On Aug. 24, Intel held the first in a series of three Chalk Talk sessions to provide context on the company's journey to build and deliver the silicon, software and platforms customers need to succeed in today’s digital era.
This first session focused on Intel's broad portfolio of integrated and discrete accelerators. Leaders from across Intel’s business units shared how the company solves critical workloads for customers across industries and verticals. Intel executives who participated in the acceleration Chalk Talk included:
- Sailesh Kottapalli, chief data center CPU architect, spoke on Intel® Xeon® architecture and data decompression.

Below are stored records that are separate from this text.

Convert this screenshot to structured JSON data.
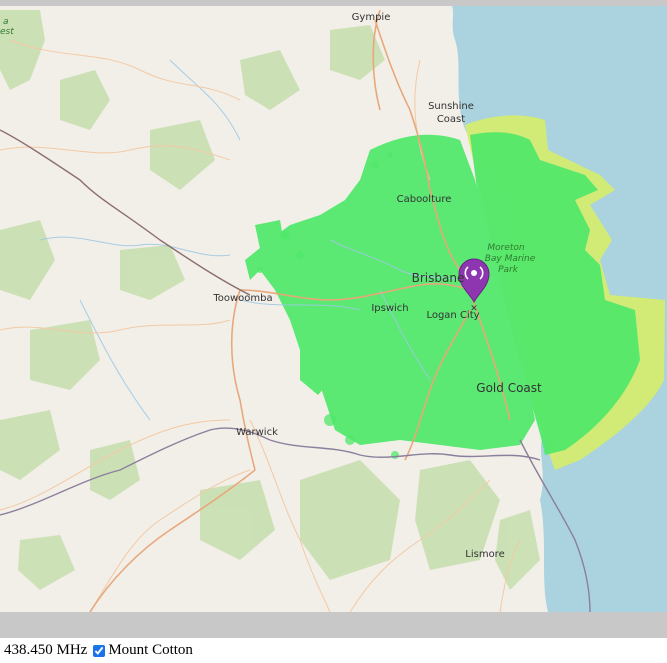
{
  "map": {
    "places": [
      {
        "name": "Gympie"
      },
      {
        "name": "Sunshine"
      },
      {
        "name": "Coast"
      },
      {
        "name": "Caboolture"
      },
      {
        "name": "Moreton"
      },
      {
        "name": "Bay Marine"
      },
      {
        "name": "Park"
      },
      {
        "name": "Brisbane"
      },
      {
        "name": "Toowoomba"
      },
      {
        "name": "Ipswich"
      },
      {
        "name": "Logan City"
      },
      {
        "name": "Gold Coast"
      },
      {
        "name": "Warwick"
      },
      {
        "name": "Lismore"
      },
      {
        "name": "a"
      },
      {
        "name": "est"
      }
    ],
    "marker": {
      "icon": "radio-tower-marker-icon",
      "color": "#8e35b0"
    },
    "coverage_colors": {
      "strong": "#4fe86a",
      "weak": "#d6ec6a",
      "ocean": "#aad3df",
      "land": "#f2efe9",
      "forest": "#c8dfb0"
    }
  },
  "footer": {
    "frequency": "438.450 MHz",
    "site_label": "Mount Cotton",
    "site_checked": true
  }
}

- Kavitha Prasad, vice president and general manager of Datacenter, AI and Cloud Execution and Strategy, spoke on AI acceleration with Intel software and hardware.

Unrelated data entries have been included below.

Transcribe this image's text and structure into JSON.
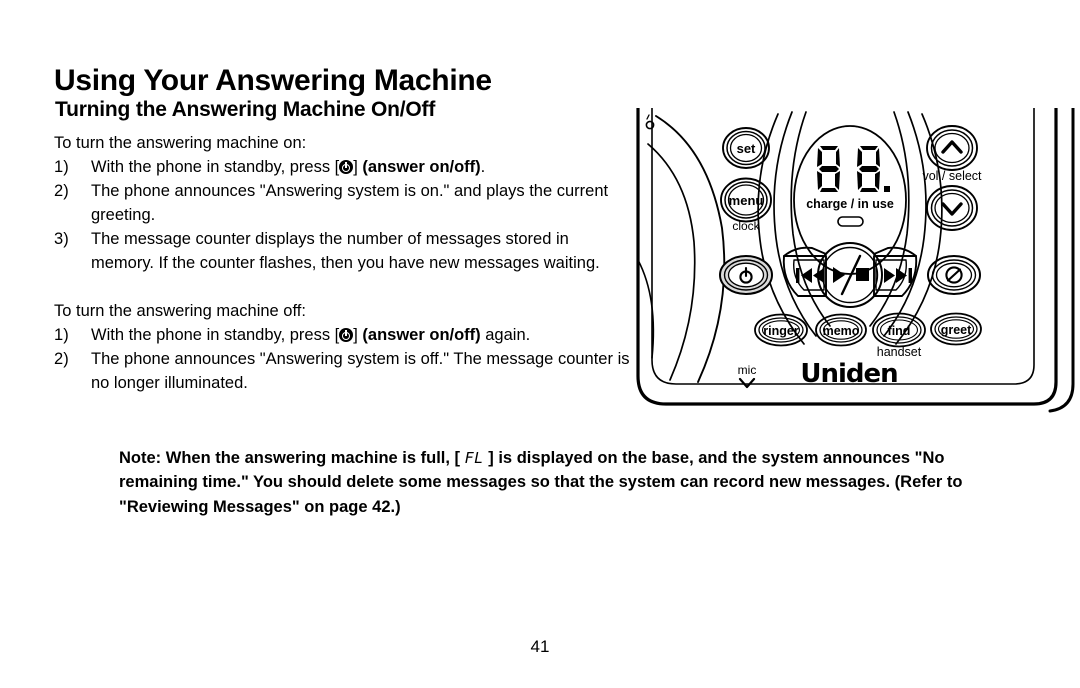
{
  "page": {
    "title": "Using Your Answering Machine",
    "subtitle": "Turning the Answering Machine On/Off",
    "number": "41"
  },
  "section_on": {
    "lead": "To turn the answering machine on:",
    "steps": [
      {
        "pre": "With the phone in standby, press [",
        "icon": "power-icon",
        "mid": "] ",
        "bold": "(answer on/off)",
        "post": "."
      },
      {
        "text": "The phone announces \"Answering system is on.\" and plays the current greeting."
      },
      {
        "text": "The message counter displays the number of messages stored in memory. If the counter flashes, then you have new messages waiting."
      }
    ]
  },
  "section_off": {
    "lead": "To turn the answering machine off:",
    "steps": [
      {
        "pre": "With the phone in standby, press [",
        "icon": "power-icon",
        "mid": "] ",
        "bold": "(answer on/off)",
        "post": " again."
      },
      {
        "text": "The phone announces \"Answering system is off.\" The message counter is no longer illuminated."
      }
    ]
  },
  "note": {
    "part1": "Note: When the answering machine is full, [ ",
    "lcd": "FL",
    "part2": " ] is displayed on the base, and the system announces \"No remaining time.\" You should delete some messages so that the system can record new messages. (Refer to \"Reviewing Messages\" on page 42.)"
  },
  "device": {
    "brand": "Uniden",
    "display": {
      "digits": "88.",
      "label": "charge / in use"
    },
    "buttons": {
      "set": "set",
      "menu": "menu",
      "menu_sub": "clock",
      "vol_label": "vol / select",
      "up": "chevron-up-icon",
      "down": "chevron-down-icon",
      "power": "power-icon",
      "rewind": "skip-back-icon",
      "playstop": "play-stop-icon",
      "forward": "skip-forward-icon",
      "mute": "mute-icon",
      "ringer": "ringer",
      "memo": "memo",
      "find": "find",
      "greet": "greet",
      "handset_label": "handset",
      "mic_label": "mic"
    }
  },
  "colors": {
    "ink": "#000000",
    "paper": "#ffffff",
    "button_fill": "#d9d9d9"
  }
}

- Sachin Katti, chief technology officer in the Network and Edge Group, spoke on acceleration for networking.
- Jeff McVeigh, vice president and general manager of the Super Compute Group, spoke on acceleration for high performance computing.
“By taking a workload-first, interactive approach, the Chalk Talk series is meant to unpack the ‘why’ behind the bets we’re making with our strategy and highlight the real-world impact our technology innovations are having on customers across industries,” said Sandra Rivera, executive vice president and general manager of the Datacenter and AI Group at Intel . “We realize there is no one-size-fits-all with compute – and our customers are transforming their businesses, leveraging the capabilities of heterogeneous computing environments."
Intel’s next two Chalk Talks will focus on Intel's approach to security in September and Sapphire Rapids processing and packaging in October. Future Chalk Talk replays will be published on the Intel Newsroom after those events.
All the Chalk Talks:
Editor's Note: The video was edited Sept. 13, 2022, to remove a reference to the Habana® Gaudi® AI training processor delivering 40 times better price performance. The processor delivers up to 40% better price performance than comparable Nvidia GPU-based training instances.